Gao Feng, spokesperson with China's Ministry of Commerce (MOC), made the remarks in response to questions about the U.S. plans to slap tariffs on about 50 billion U.S. dollars of Chinese imports and restrict Chinese investment in the United States.
"The United States must abandon unilateralism and protectionism, take measures and resort to dialogue and consultation to settle disputes," Gao said.
"China is always open for negotiations," Gao said, emphasizing the principles of equality, constructiveness and balance needed in joint efforts.
The spokesperson refuted the view that China's slower-than-expected fulfillment of World Trade Organization (WTO) obligations was the cause of the U.S. tariff plan, saying this was "totally unfounded."
Since its accession to the WTO, China has actively assumed its responsibilities as a major developing trading nation and continued to open up its market, having cut its overall tariff level from 15.3 percent to 9.8 percent, he said.
The U.S. administration has taken an increasingly hawkish turn on China, as it blames its trade deficit with major trading partners for its domestic economic woes and job losses.
Despite worldwide objections, the U.S. government also decided to impose a 25-percent tariff on steel imports and a 10-percent tariff on aluminum, with tariffs on imports from countries including China.
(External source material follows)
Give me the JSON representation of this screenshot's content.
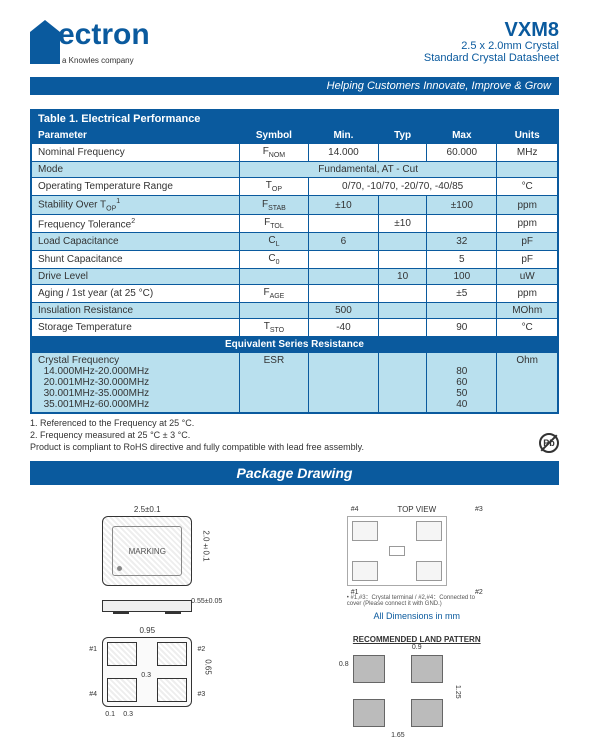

"The latest U.S. trade measures towards China are typical trade protectionism with cold war and a zero-sum mentality. Don't make China an excuse," Gao said.
The spokesperson said the United States should not take its own course but "come back to the right track of advocating win-win cooperation between the two countries."
Gao said China would take all possible appropriate measures to defend its legitimate interests and was confident in its ability to react against any trade or investment protectionist act.
In response to the U.S. tariff proposals, the MOC announced last week that it was considering suspending tariff concessions on 128 categories of U.S. products worth 3 billion U.S. dollars, including pork, wine and seamless steel tubes.
Public comments on the move are being solicited until March 31.